Israel develops an easier and cheaper way to diagnose tuberculosis 

Israel develops an easier and cheaper way to diagnose tuberculosis 

Tuberculosis (TB) is an infectious disease usually caused by Mycobacterium tuberculosis bacteria that generally affects the lungs but can also wreak havoc on other parts of the body. 

Most infections are not symptomatic, but about 10% of latent infections progress to active disease which – if left untreated – kills about half of those who were infected. 

Typical symptoms of active TB are a chronic cough with bloody  mucus, fever, night sweats and weight loss. It was historically called “consumption” due to the victim’s weight loss. 

It is not often seen in Western societies – 95% of cases occur in the developing world. Cases most frequently occur in South-East Asia (44%), Africa (24%) and the Western Pacific (18%), with more than 50% of cases being diagnosed in eight countries – India (27%), China (9%), Indonesia (8%), the Philippines (6%), Pakistan (6%), Nigeria (4%) and Bangladesh (4%). 

About 10 million people get TB in an average year, with 1.4 million dying of the disease. Some one-third of the world population is estimated to be infected by tuberculosis bacteria. Since 1993, the World Health Organisation (WHO) has defined tuberculosis as a “global health emergency.” Effective treatment for tuberculosis is available, but diagnosis remains a roadblock, with around three million cases missed annually.

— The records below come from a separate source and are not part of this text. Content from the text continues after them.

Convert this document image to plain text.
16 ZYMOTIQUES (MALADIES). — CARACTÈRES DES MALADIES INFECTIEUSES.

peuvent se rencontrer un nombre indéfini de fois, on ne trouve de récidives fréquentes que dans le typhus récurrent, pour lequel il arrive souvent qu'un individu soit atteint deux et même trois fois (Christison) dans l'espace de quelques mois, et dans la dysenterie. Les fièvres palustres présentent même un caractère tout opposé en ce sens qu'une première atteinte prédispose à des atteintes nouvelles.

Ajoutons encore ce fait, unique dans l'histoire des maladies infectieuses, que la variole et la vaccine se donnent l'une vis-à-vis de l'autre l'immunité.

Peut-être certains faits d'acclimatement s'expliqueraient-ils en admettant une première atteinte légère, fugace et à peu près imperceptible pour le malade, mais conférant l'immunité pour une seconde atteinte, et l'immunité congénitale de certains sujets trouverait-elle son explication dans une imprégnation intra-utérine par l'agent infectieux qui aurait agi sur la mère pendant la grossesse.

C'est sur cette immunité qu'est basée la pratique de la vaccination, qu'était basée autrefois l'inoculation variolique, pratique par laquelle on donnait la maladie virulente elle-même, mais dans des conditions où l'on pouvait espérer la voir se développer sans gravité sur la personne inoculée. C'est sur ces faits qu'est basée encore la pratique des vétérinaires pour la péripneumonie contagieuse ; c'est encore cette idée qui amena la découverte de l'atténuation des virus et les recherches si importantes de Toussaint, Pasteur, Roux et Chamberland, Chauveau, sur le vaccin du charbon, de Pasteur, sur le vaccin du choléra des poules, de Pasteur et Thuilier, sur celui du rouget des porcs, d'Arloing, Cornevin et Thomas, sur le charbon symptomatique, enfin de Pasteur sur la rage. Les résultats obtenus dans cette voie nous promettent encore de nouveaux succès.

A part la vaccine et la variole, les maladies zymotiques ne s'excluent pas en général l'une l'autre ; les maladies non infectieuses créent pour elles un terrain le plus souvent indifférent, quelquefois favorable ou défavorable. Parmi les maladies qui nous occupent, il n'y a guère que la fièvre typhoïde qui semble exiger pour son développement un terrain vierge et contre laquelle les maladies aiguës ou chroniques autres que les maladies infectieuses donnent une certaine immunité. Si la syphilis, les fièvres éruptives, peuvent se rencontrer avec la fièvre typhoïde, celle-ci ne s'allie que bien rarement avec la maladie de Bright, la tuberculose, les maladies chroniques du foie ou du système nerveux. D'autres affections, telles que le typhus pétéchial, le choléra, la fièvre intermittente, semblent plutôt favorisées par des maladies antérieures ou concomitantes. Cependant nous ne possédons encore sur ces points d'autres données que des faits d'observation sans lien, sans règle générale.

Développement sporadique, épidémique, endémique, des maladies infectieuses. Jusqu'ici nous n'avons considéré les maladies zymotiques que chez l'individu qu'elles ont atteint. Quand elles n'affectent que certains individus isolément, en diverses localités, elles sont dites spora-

The disease is transmitted from one person to the next through the air when people who have active TB in their lungs cough, spit, speak or sneeze. People with latent TB do not spread the disease. Active infection occurs more often in people with HIV/AIDS and in those who smoke. Diagnosis of active TB is based on chest X-rays, as well as microscopic examination and culture of body fluids. Diagnosis of latent TB relies on the tuberculin skin test or blood tests. 

WHO regards a fast, cheap, and efficient tuberculosis test as crucial to fighting the disease The spread of TB requires screening those at high risk, early detection and treatment of cases and vaccination with the bacillus Calmette-Guérin (BCG) vaccine. 

 

Since early symptoms are not specific, diagnosis is complicated and currently existing diagnostic methods are slow and at times too expensive or complicated for poor countries. It is particularly difficult to diagnose in children and in people infected with HIV. 

 

For example, a sputum smear ($2.60 to $10.50 per examination) is too expensive in places where people live on a dollar a day, while a mycobacterial culture test takes four to eight weeks and at least three visits by the patient to finalize the diagnosis and begin treatment.

 

Now, scientists at the Technion-Israel Institute of Technology in Haifa are making it much easier to identify TB patients – and it will save lives. They developed a novel means of diagnosing the disease by means of a sticker patch that catches compounds released by the skin. Using an artificial intelligence (AI) analysis of these compounds, the scientists were able to provide a quick, non-invasive diagnosis. The research was recently published in the Advanced Science under the title “Profiles of Volatile Biomarkers Detect Tuberculosis from Skin.”  In the future, the Haifa team plan to integrate the sensors into the patch and use a smartphone to read its results.

 

The team in Prof. Hossam Haick of the Chemical Engineering Faculty conducted the ground-breaking research, creating a sticker patch that is attached to the patient’s arm, Led by Dr. Rotem Vishinkin, the group created the patch that includes a pouch of absorbing material. 

 

A device based on this proof-of-concept study, called A-patch, is already undergoing clinical trials. “Our initial studies, done on a large number of subjects in India and in South Africa, showed high effectiveness in diagnosing TB,” Vishinkin explained, with over 90% sensitivity and over 70% specificity. Sensitivity (a true-positive rate) measures the proportion of positives that are correctly identified, meaning the proportion of those who have some condition who are correctly identified as having it. Specificity (true-negative rate) measures the proportion of negatives that are correctly identified (i.e. the proportion of those who do not have the condition (unaffected) who are correctly identified as not having the condition).

 

The approach relies on TB-specific volatile organic compounds (VOCs) that are detected and quantified from the skin. A specifically designed nanomaterial-based sensors array translates these findings into a point-of-care diagnosis by discriminating between active pulmonary TB patients and controls who are not infected. 

“We showed that tuberculosis can be diagnosed through the compounds released by the skin. Our current challenge is minimizing the size of the sensor array and fitting it into the sticker patch,” she continued. 

 

The platform the group is developing is cheap, fast and simple in its use and requires no specially trained personnel. They hope the same technique and platform could in the future be used to diagnose other diseases and conditions, making effective diagnosis accessible to remote areas in the world.

 

The clinical studies were conducted in the University of Cape Town and Groote Schuur Hospital, South Africa, the All-India Institute of Medical Sciences, India, and the University of Latvia and Riga East University Hospital, Latvia.